With cyber threats becoming more sophisticated, the Indian government's efforts at countering them must allow for a larger private sector role.

In the current networked environment, ICT (Information and Communications Technology) forms the backbone of any nation's critical infrastructure. Vital services such as power and water supply systems, telecommunications, banking and finance, emergency and rescue services, transportation and even most defence systems have come to be almost completely dependent on ICT infrastructure. Many of these services also have web interfaces. A cyber attack on any of these sensitive networks could lead to the loss - or manipulation - of sensitive data, or the temporary unavailability of critical infrastructure that could trigger nation-wide crises.

According to estimates, one-in-five critical infrastructure entities across the world reported being the victim of cyberattacks or threatened cyber-attack over the past two years. Some believe the actual figure may be higher. Most cases go unpublicised or unreported, due to reputational and other concerns on the part of victims. And 'victimisation' rates were highest in the power (27 per cent) and oil and gas (31 per cent) sectors, both of which form key components of critical infrastructure for any nation.
Sadly, terrorists and various enemy nations have zoned in on this linkage too, and have added cyber warfare to their arsenals. Advanced technology is increasingly used for recruitment, money laundering, networking and coordinating dispersal activities by 'cyber terrorists', who also take advantage of vulnerabilities in all existing technologies to target government networks and websites to promote their causes.
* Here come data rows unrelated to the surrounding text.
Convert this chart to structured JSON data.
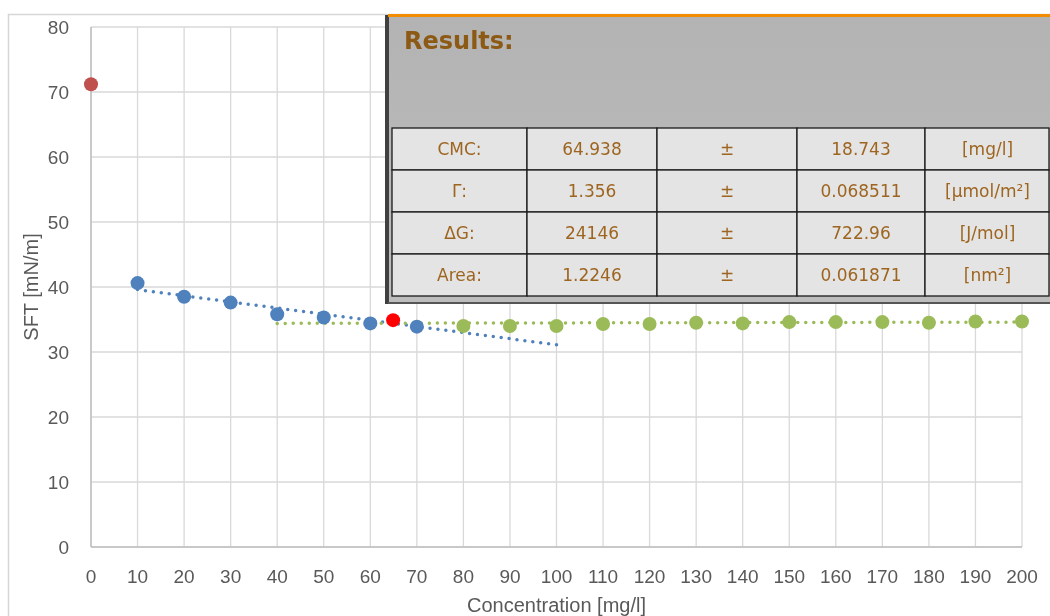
{
  "chart_data": {
    "type": "scatter",
    "xlabel": "Concentration [mg/l]",
    "ylabel": "SFT [mN/m]",
    "xlim": [
      0,
      200
    ],
    "xticks": [
      0,
      10,
      20,
      30,
      40,
      50,
      60,
      70,
      80,
      90,
      100,
      110,
      120,
      130,
      140,
      150,
      160,
      170,
      180,
      190,
      200
    ],
    "ylim": [
      0,
      80
    ],
    "yticks": [
      0,
      10,
      20,
      30,
      40,
      50,
      60,
      70,
      80
    ],
    "grid": true,
    "marker": "circle",
    "series": [
      {
        "color": "#c0504d",
        "x": [
          0
        ],
        "values": [
          71.2
        ]
      },
      {
        "color": "#4f81bd",
        "x": [
          10,
          20,
          30,
          40,
          50,
          60,
          70
        ],
        "values": [
          40.6,
          38.5,
          37.6,
          35.8,
          35.3,
          34.4,
          33.9
        ]
      },
      {
        "color": "#9bbb59",
        "x": [
          80,
          90,
          100,
          110,
          120,
          130,
          140,
          150,
          160,
          170,
          180,
          190,
          200
        ],
        "values": [
          34.0,
          34.0,
          34.0,
          34.3,
          34.3,
          34.5,
          34.4,
          34.6,
          34.6,
          34.6,
          34.5,
          34.7,
          34.7
        ]
      },
      {
        "color": "#ff0000",
        "x": [
          64.9
        ],
        "values": [
          34.9
        ]
      },
      {
        "type": "line",
        "color": "#4f81bd",
        "line_style": "dotted",
        "marker": "none",
        "x": [
          10,
          100
        ],
        "values": [
          39.6,
          31.1
        ]
      },
      {
        "type": "line",
        "color": "#9bbb59",
        "line_style": "dotted",
        "marker": "none",
        "x": [
          40,
          200
        ],
        "values": [
          34.4,
          34.6
        ]
      }
    ],
    "annotations": [
      "Results:",
      "CMC:",
      "64.938",
      "±",
      "18.743",
      "[mg/l]",
      "Γ:",
      "1.356",
      "±",
      "0.068511",
      "[µmol/m²]",
      "ΔG:",
      "24146",
      "±",
      "722.96",
      "[J/mol]",
      "Area:",
      "1.2246",
      "±",
      "0.061871",
      "[nm²]"
    ]
  }
}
It is quite evident that governments have also adopted some of these methods now. The Flame, Stuxnet and Duqu malware programs are now widely presumed to be developed by nations to target other nations. The sophistication and ingenuity of these kinds of threats are only going to improve, as many of these efforts will be state funded and will make use of the best brains available. In fact, these attacks need to be put into clear perspective when planning next steps that governments need to take to ensure that future cyber wars are rendered ineffective at best.

This calls for a multi-faceted approach, especially in India. We also perhaps need to take a few pointers from other nations. The US government, for instance, drew up and released more than 300 regulations to handle homeland security and its 'war against terror'. All of these were released between between 9/11 and the March 2004 train attacks in Madrid. The US government also ensured proper implementation and compliance. Before setting out on our own path to fighting such threats, we need to look inward first, as problems abound in this sphere in India.

We are flooded with multiple guidelines for IT security from various regulators, for one. And the implementation of these guidelines is an area of weakness, largely because the interpretation of these guidelines is often open-ended. In most cases, the regulator needs only a certificate of compliance at a specified periodic interval. And sadly, this certificate of compliance is given without a thorough check of the controls put in place. This has to change.

Regulatory agencies must look to enforce proper implementation of guidelines and ensure stringent audit mechanisms to identify weaknesses. This must then be followed up with additional checks to ensure compliance. But, admittedly, this might be an uphill task for our regulators. One possible solution, which should be examined seriously, is to outsource this process to carefully chosen companies.

Cyber terrorism is another ballgame. While the government has been making continuous efforts to enhance its preparedness to counter various security threats, the management of the cyber security situation cannot be left to the police or the government alone. We must look at Public Private Partnerships (PPP). They can help by building, managing and better maintaining layers of defences in networked IT and communication systems, and also provide real-time security management. However, to make this happen, the government must come up with clear regulations that will provide a level playing field to corporations.

Most importantly, it must also set clear accountability standards for such partners. Well designed PPP models would allow many Indian corporates the opportunity to build sustainable revenue models for capability and infrastructure deployment to help safeguard our security. Till we take steps in these directions, creating a robust defence mechanism against cyber terrorism will remain a mirage.